Democratic political parties in both countries have yet to prove themselves capable of coping with the challenges which history and circumstance have thrust upon the two nations: growing unemployment, high inflation, and foreign indebtedness in both; in Spain, the regional autonomy issue, terrorism, and the role of the military; in Portugal, a growing sense of aimlessness brought on by the constant guerrilla warfare between the President and the parties, and within the parties themselves.

On the external front, the entry of both into the EC has been delayed, largely because of disarray in the community itself and the resistance of vested interests in certain EC countries to Spanish competition.

Finally, the role of the Iberian countries in NATO could become the source of the greatest disappointment with the Western option. Spain has just become a member of NATO but the Spanish military, many of whom are still suspicious of the new political dispensation at home, are already finding that their expectations that NATO membership would bring low-cost access to military equipment from abroad were unrealistic.

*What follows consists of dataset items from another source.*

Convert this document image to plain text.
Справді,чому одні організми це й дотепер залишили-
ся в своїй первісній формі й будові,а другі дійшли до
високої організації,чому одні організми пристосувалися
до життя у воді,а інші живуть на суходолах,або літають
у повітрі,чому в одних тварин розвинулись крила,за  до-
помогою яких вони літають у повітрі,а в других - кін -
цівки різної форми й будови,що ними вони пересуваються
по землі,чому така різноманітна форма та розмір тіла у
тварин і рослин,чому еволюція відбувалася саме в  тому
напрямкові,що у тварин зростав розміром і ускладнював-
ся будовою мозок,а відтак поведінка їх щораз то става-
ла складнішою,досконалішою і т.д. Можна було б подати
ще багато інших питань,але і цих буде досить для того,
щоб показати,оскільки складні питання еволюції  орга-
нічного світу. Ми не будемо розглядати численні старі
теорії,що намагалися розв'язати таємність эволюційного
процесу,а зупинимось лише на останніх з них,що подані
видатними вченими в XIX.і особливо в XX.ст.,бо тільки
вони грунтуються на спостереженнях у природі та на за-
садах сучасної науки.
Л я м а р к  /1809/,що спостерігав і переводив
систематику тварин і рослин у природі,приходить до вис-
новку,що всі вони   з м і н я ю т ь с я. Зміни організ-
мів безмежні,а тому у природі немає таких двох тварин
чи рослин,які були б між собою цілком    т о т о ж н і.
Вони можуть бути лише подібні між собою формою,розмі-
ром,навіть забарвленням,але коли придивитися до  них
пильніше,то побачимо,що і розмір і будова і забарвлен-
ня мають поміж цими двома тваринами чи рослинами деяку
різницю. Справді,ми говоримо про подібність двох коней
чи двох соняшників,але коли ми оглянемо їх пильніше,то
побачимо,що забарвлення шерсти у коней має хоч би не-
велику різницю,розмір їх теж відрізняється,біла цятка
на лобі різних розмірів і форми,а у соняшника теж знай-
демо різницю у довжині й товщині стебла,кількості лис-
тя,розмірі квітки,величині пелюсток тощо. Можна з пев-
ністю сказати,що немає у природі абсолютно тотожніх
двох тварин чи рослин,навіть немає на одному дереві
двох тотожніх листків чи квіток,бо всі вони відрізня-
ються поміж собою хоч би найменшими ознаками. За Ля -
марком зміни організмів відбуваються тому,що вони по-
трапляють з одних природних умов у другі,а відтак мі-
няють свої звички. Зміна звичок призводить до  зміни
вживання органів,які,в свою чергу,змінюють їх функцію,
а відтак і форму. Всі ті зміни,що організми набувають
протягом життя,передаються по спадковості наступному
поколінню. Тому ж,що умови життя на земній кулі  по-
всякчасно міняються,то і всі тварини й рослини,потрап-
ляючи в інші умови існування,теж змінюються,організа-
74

In Portugal, disappointment with NATO (and fear of being overshadowed by the new ally next door) are already serious problems. The Portuguese believe that the allies, including the US, have fallen far short of their obligation to help their armed forces acquire the equipment they need to assume a credible NATO role, after years of being a pariah in NATO circles because of the colonial wars in Portuguese Africa. The low level of military assistance is particularly galling to the Portuguese because of the strategic importance of the airbase in the Azores.

The picture is not all gloomy, of course, In both countries there are strengths - the prestige of King Juan Carlos in Spain and his total commitment to democracy, the innate moderation and conciliatory spirit of the Portuguese people, and in both countries an obvious desire of the great majority, as demonstrated by a high level of participation in election after election, that democracy and the Western option succeed. Yet if some of the disturbing trends cited above are not corrected, the time may come, some years down the road, when those leaders who in 1974-76 chose the democratic, Western path are discredited. In both countries there are others with different values and objectives who then would come to the fore.

The Spanish elections merit our applause and satisfaction. They should also remind us of what all of us have to lose if things go wrong on the Iberian Peninsula. Democratic forces in Spain and Portugal need more attention and support from Western capitals than they have been getting.